In some cases, the USCIS officer may separate the two spouses, interview them with the same questions, and compare the answers afterward. This is known as a ‘Stokes’ interview and is usually done when the interviewer suspects the marriage may be fraudulent. These interviews are usually conducted by a member of the USCIS Fraud Detection and National Security (FDNS) unit. A Stokes interview could be conducted as the initial interview or as a follow-up procedure.
There are three potential reasons a Stokes interview might be conducted:
- The USCIS has noted some aspects of the couple's answers or behavior that could indicate a fraudulent marriage. These “red flags” might include a short marriage, the spouses coming from very different cultural backgrounds, a significant age difference, or having different addresses publicly listed.
- The USCIS has conducted an investigation through the FDNS and uncovered evidence that the marriage is a sham.
- The USCIS officer determined during the interview that they want to explore some answers in more depth by separating the couple.
What happens after the marriage green card interview?
After the marriage green card interview is conducted, there are typically five possible outcomes:
- Approval: The marriage green card is approved by the interviewing officer, and the couple is informed.
- Request for Evidence: The officer will issue a Request for Evidence (RFE) to get more documentation and proof of authenticity from the couple.
- Additional review: The officer will decide the case needs additional review and will inform the couple that information about the next steps will arrive in the mail.
- Second interview: The officer will invite the couple back for a second interview to go deeper into aspects of their marriage. A notice for this second interview will arrive by mail from the USCIS.

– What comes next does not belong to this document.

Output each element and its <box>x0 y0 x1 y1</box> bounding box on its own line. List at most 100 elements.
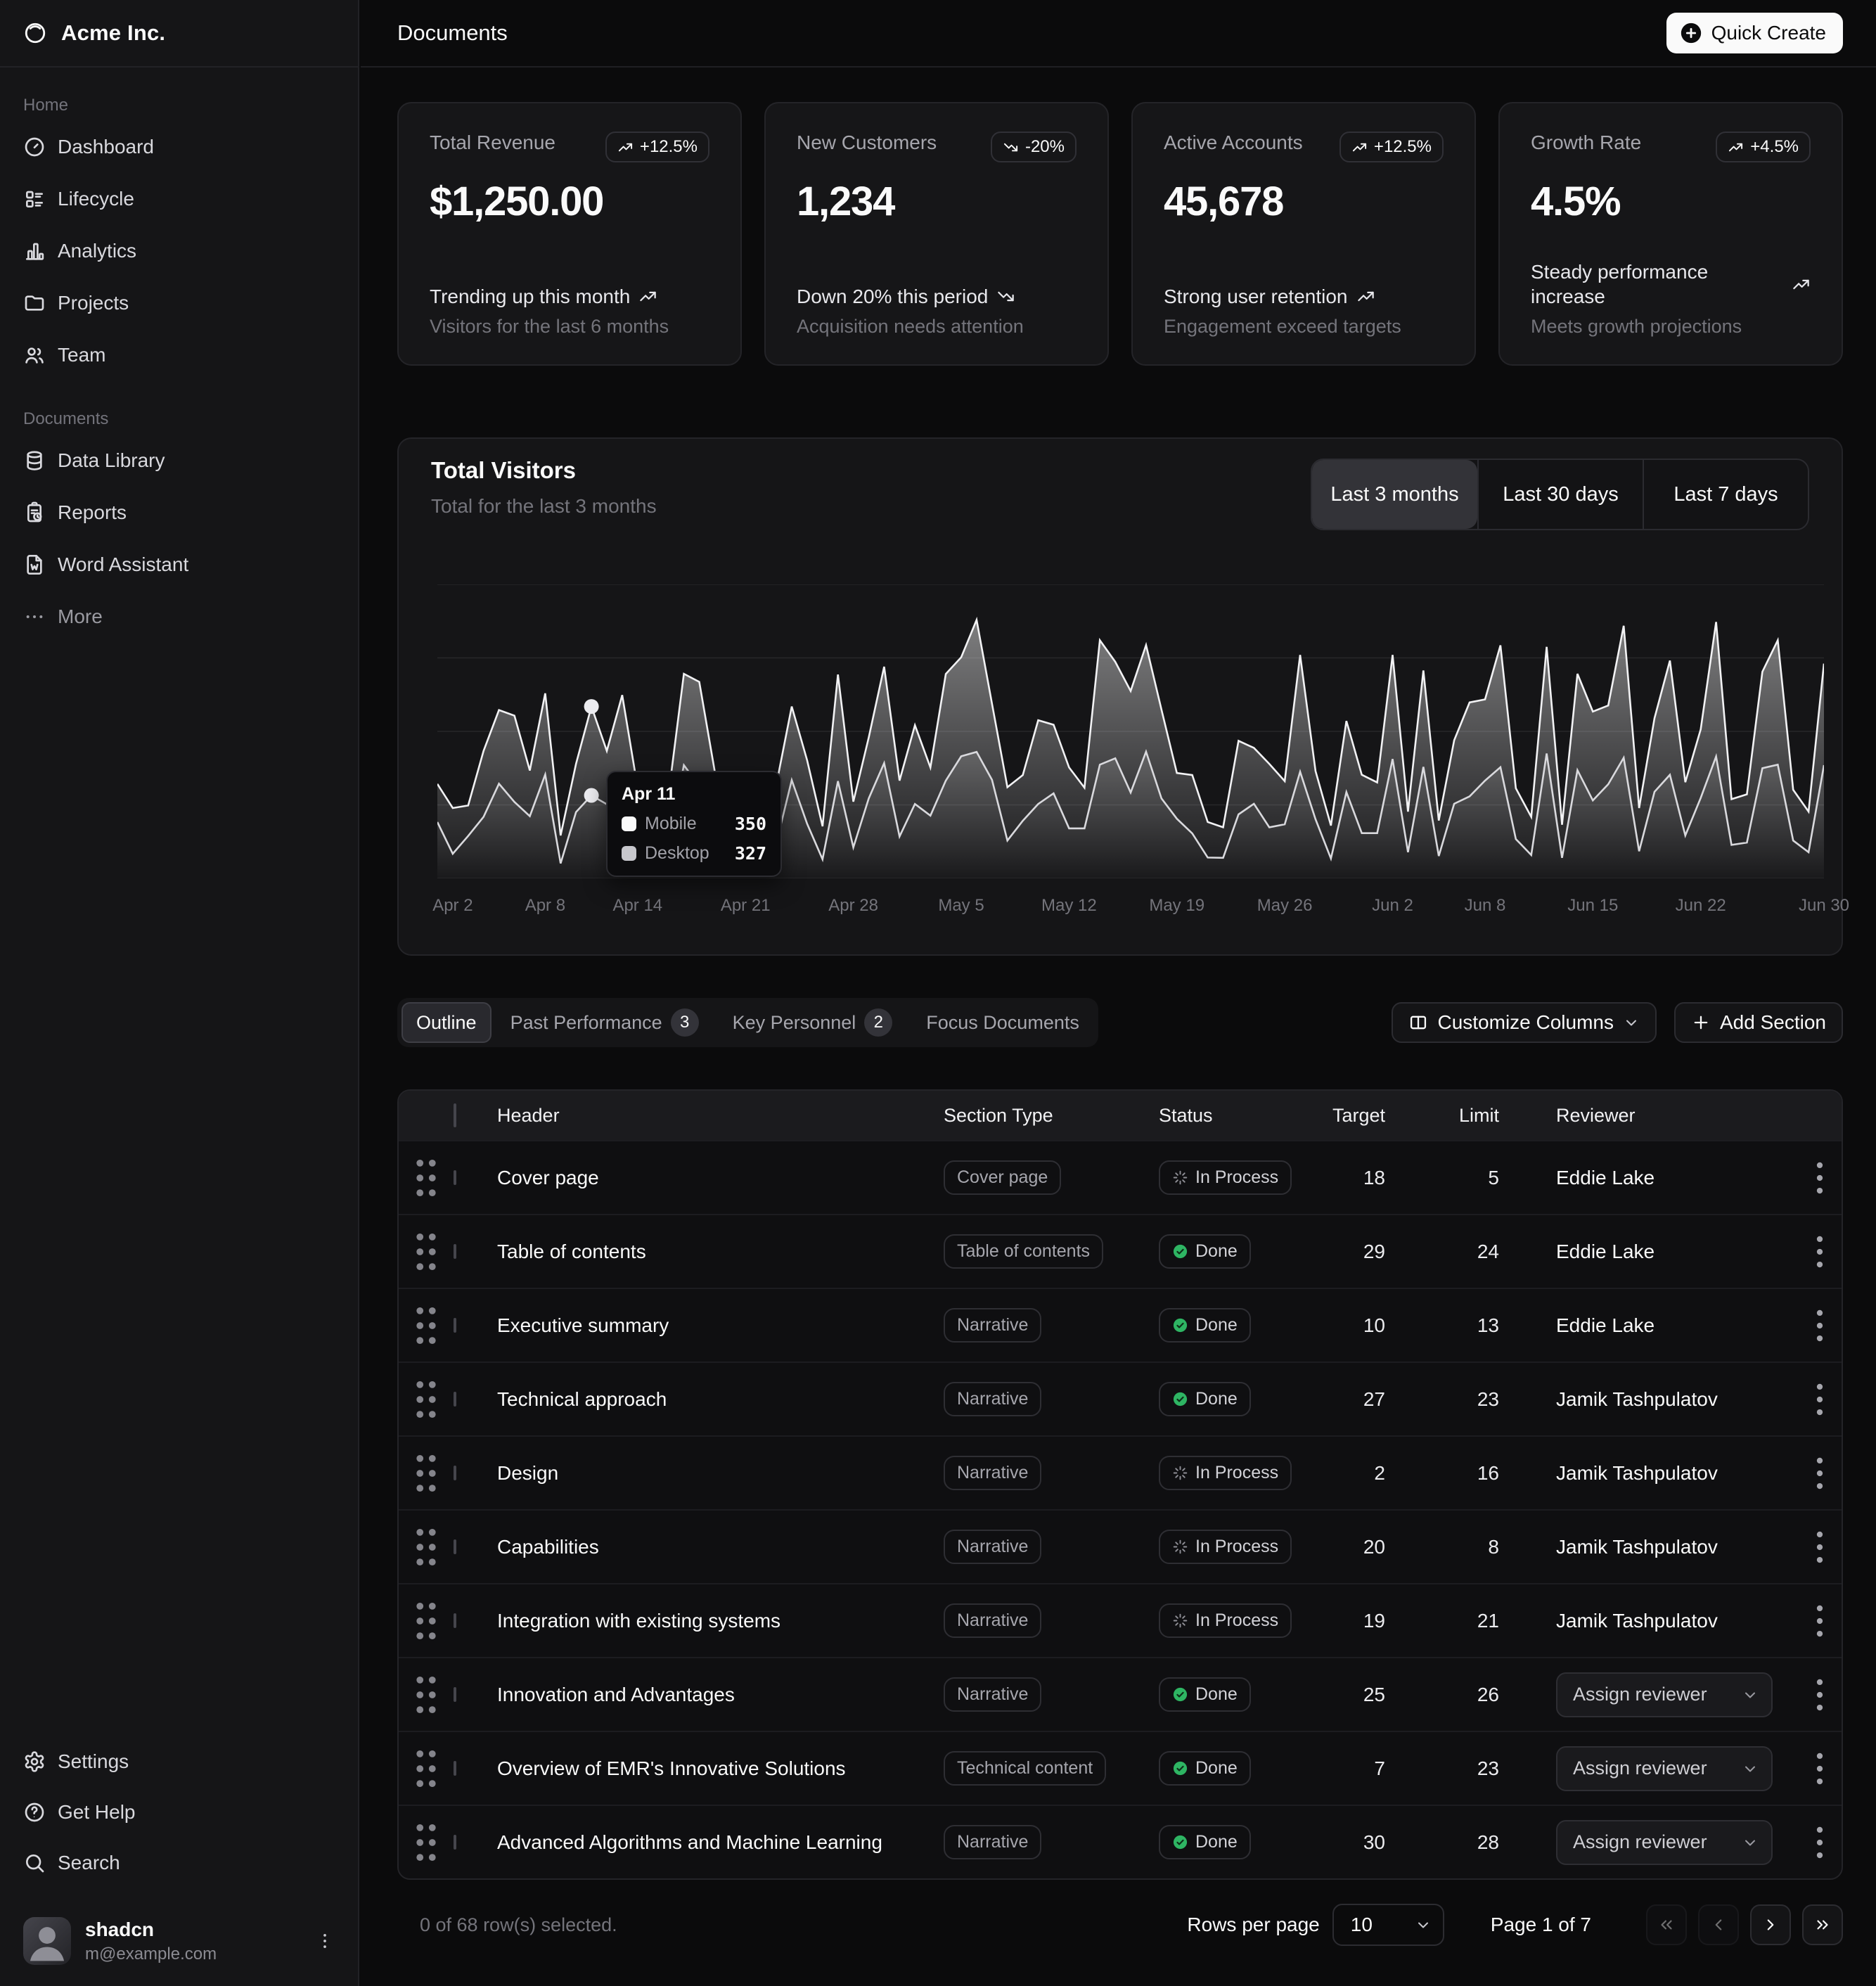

- Denial: The officer denies the marriage green card on the spot if they determine the marriage as fraudulent. Most couples will be given a chance to explain their situation before making a final decision to prove their marriage is real.
Prepare For The Marriage Green Card Interview FAQs
How will I know where to go for my marriage green card interview?
Applicants for a U.S. marriage green card from inside the U.S. will receive all the information for their interview by mail after processing their application. As they apply through Adjustment of Status, they will receive this information from the U.S. Citizenship and Immigration Services (USCIS).
What is the marriage green card interview process?
For applicants inside the U.S. applying for a marriage green card through Adjustment of Status, the interview process is conducted at the nearest USCIS office. Applicants will attend the interview with their spouse and bring all required supporting documents for their application. The interviewer will ask many detailed questions about the marriage to determine if it is authentic or fraudulent. The interviewer will then decide the status of the application or request more information or a second interview. Couples might be separated to conduct a Stokes interview. They will be asked the same questions, and the USCIS officer will review their answers afterward. This is only done in specific cases.
Who can I bring to the marriage green card interview?
Typically applicants should attend the interview with their spouse. Interpreters and lawyers may also attend depending on the applicant’s specific needs.
What happens after the marriage green card interview?
After the green card interview, the interviewer will make their final decision or request further steps be taken. This could include another interview or a Request for Evidence (RFE) that helps them better understand the nature of the marriage and its authenticity.
Can a J-1 Visa Holder Get A Marriage Green Card?
Yes. You must check the exchange program requirements to see if you are eligible. Many J-1 exchange visitors must return to their home country for two years after they complete their program. In this circumstance, the J-1 visa holder must apply for their marriage green card from their home country.